In any case, drink leads to horrible, horrible war crimes. Apparently.

Perhaps it had not been wise for the officers to have seized one of the YMCA’s tents for the new canteen.

The Y retaliated to this insult (and to the end to their monopoly) by requesting that the camp commandant ban the consumption of beer at Blackboy Hill. He rightly told them to get stuffed.

But the YMCA were not to be put off. They drafted an urgent telegram to the federal Minister for Defence, explaining that the “young soldiers of this State” needed protection from the awful officers at the camp.

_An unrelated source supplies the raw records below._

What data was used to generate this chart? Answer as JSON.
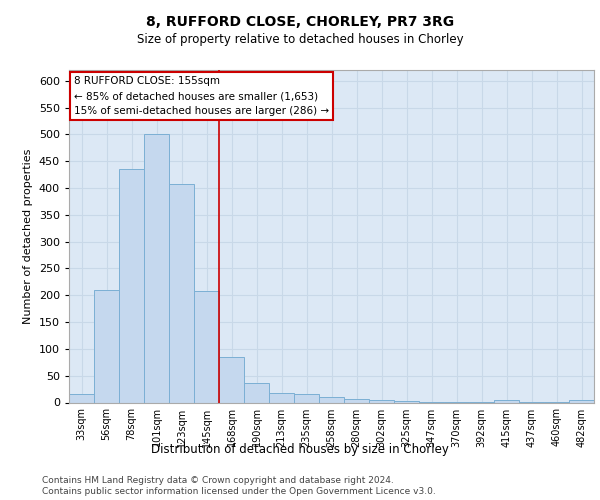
{
  "title1": "8, RUFFORD CLOSE, CHORLEY, PR7 3RG",
  "title2": "Size of property relative to detached houses in Chorley",
  "xlabel": "Distribution of detached houses by size in Chorley",
  "ylabel": "Number of detached properties",
  "categories": [
    "33sqm",
    "56sqm",
    "78sqm",
    "101sqm",
    "123sqm",
    "145sqm",
    "168sqm",
    "190sqm",
    "213sqm",
    "235sqm",
    "258sqm",
    "280sqm",
    "302sqm",
    "325sqm",
    "347sqm",
    "370sqm",
    "392sqm",
    "415sqm",
    "437sqm",
    "460sqm",
    "482sqm"
  ],
  "values": [
    15,
    210,
    435,
    500,
    408,
    207,
    85,
    37,
    17,
    15,
    11,
    6,
    5,
    3,
    1,
    1,
    1,
    4,
    1,
    1,
    5
  ],
  "bar_color": "#c5d8ee",
  "bar_edge_color": "#7bafd4",
  "grid_color": "#c8d8e8",
  "background_color": "#ffffff",
  "plot_bg_color": "#dce8f5",
  "red_line_x": 5.5,
  "annotation_text": "8 RUFFORD CLOSE: 155sqm\n← 85% of detached houses are smaller (1,653)\n15% of semi-detached houses are larger (286) →",
  "annotation_box_color": "#ffffff",
  "annotation_box_edge": "#cc0000",
  "ylim": [
    0,
    620
  ],
  "yticks": [
    0,
    50,
    100,
    150,
    200,
    250,
    300,
    350,
    400,
    450,
    500,
    550,
    600
  ],
  "footer1": "Contains HM Land Registry data © Crown copyright and database right 2024.",
  "footer2": "Contains public sector information licensed under the Open Government Licence v3.0."
}
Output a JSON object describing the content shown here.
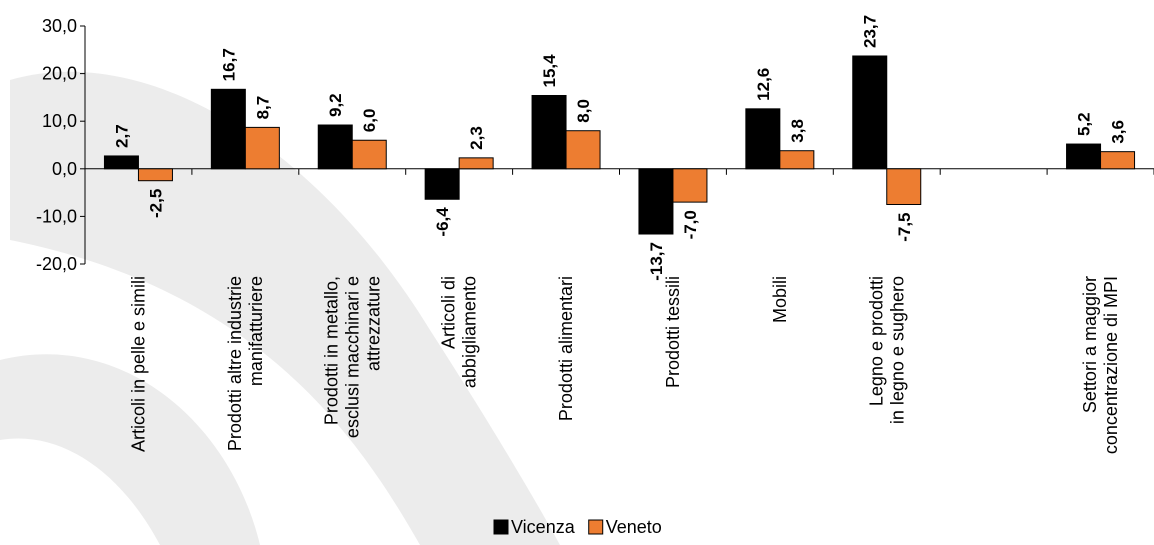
{
  "chart_data": {
    "type": "bar",
    "categories": [
      [
        "Articoli in pelle e simili"
      ],
      [
        "Prodotti altre industrie",
        "manifatturiere"
      ],
      [
        "Prodotti in metallo,",
        "esclusi macchinari e",
        "attrezzature"
      ],
      [
        "Articoli di",
        "abbigliamento"
      ],
      [
        "Prodotti alimentari"
      ],
      [
        "Prodotti tessili"
      ],
      [
        "Mobili"
      ],
      [
        "Legno e prodotti",
        "in legno e sughero"
      ],
      [
        ""
      ],
      [
        "Settori a maggior",
        "concentrazione di MPI"
      ]
    ],
    "series": [
      {
        "name": "Vicenza",
        "color": "#000000",
        "values": [
          2.7,
          16.7,
          9.2,
          -6.4,
          15.4,
          -13.7,
          12.6,
          23.7,
          null,
          5.2
        ],
        "labels": [
          "2,7",
          "16,7",
          "9,2",
          "-6,4",
          "15,4",
          "-13,7",
          "12,6",
          "23,7",
          "",
          "5,2"
        ]
      },
      {
        "name": "Veneto",
        "color": "#ED7D31",
        "values": [
          -2.5,
          8.7,
          6.0,
          2.3,
          8.0,
          -7.0,
          3.8,
          -7.5,
          null,
          3.6
        ],
        "labels": [
          "-2,5",
          "8,7",
          "6,0",
          "2,3",
          "8,0",
          "-7,0",
          "3,8",
          "-7,5",
          "",
          "3,6"
        ]
      }
    ],
    "ylim": [
      -20,
      30
    ],
    "yticks": [
      30,
      20,
      10,
      0,
      -10,
      -20
    ],
    "ytick_labels": [
      "30,0",
      "20,0",
      "10,0",
      "0,0",
      "-10,0",
      "-20,0"
    ],
    "legend_position": "bottom-center",
    "title": "",
    "xlabel": "",
    "ylabel": ""
  }
}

And their “social work” was becoming more difficult, since no one wanted to eat at the old canteen anymore.

At 2 o’clock in the afternoon, on Sunday 4 October, orders came in from high command. The wet canteen was to be closed.

It had survived less than a week.

Wowsers 1. Anzacs 0.

This is an edited re-post of an earlier article. But we like it, so are sharing it again with our new followers.